İslam, Müslüman bireyi en yakınındakilerden başlayarak çevresindeki insanlara karşı sorumlu tutmuştur. Akrabaların yakınlığına göre bu hak ve sorumluluklar maddi ve manevi olarak farklılık göstermektedir. Bu hakları gözetmek sıla-i rahim kavramı ile ifade edilmiştir. Sıla-i rahim; kadın ve erkeğin ana ve baba tarafından akrabalarına iyilik etmek, imkân ölçüsünde sıkıntılarına kol-kanat germek, ihtiyacı olanlara tasadduk etmek, hasta olanları ziyaret etmek, davetlerine icabet etmek, sevinç ve üzüntülerini paylaşmak ve akrabalar arası ilişkileri güçlendirecek her türlü çabayı göstermek olarak tanımlanabilir. Bir kudsî hadiste Allah’ın Rahman ismi ile akrabalık ilişkileri anlamındaki rahim sözcüğünün birlikte zikredilmesi sıla-i rahimin önemini ortaya koymaktadır. Kur’ân-ı Kerim’de; “Ey insanlar! Sizi bir tek nefisten yaratan ve ondan da eşini yaratan; ikisinden birçok erkek ve kadın (meydana getirip) yayan Rabbinize karşı gelmekten sakının. Kendisi adına birbirinizden dilekte bulunduğunuz Allah’a karşı gelmekten ve akrabalık bağlarını koparmaktan sakının. Şüphesiz Allah, üzerinizde bir gözetleyicidir.” (Nisâ Sûresi, 1/4) buyrulmaktadır.
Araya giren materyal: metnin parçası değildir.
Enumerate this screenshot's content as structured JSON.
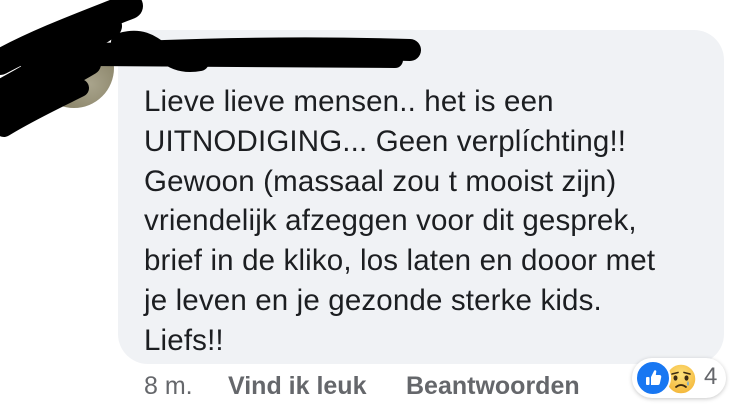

Kişinin durumuna göre hükmü değişmekle beraber, sıla-i rahimin normal şartlarda vacip olduğu, aile bağlarını koparmak anlamındaki kat-i rahimin ise büyük günahlardan olduğu ifade edilmiştir. Bu şekilde akrabaları ile ilişkiyi sürdüren kişiyi insanların sevgisi, Allah’ın rızası ve mükâfatı beklemektedir. Peygamberimiz Hz. Muhammed (s.a.s.) sıla-i rahim yapan kişiyi, rızkının bereketleneceği ve ömrünün uzayacağı ile müjdelemektedir: “Rızkının çoğalmasını, ömrünün uzamasını isteyen kimse, akrabasını kollayıp gözetsin.” (Müslim, Birr, 20)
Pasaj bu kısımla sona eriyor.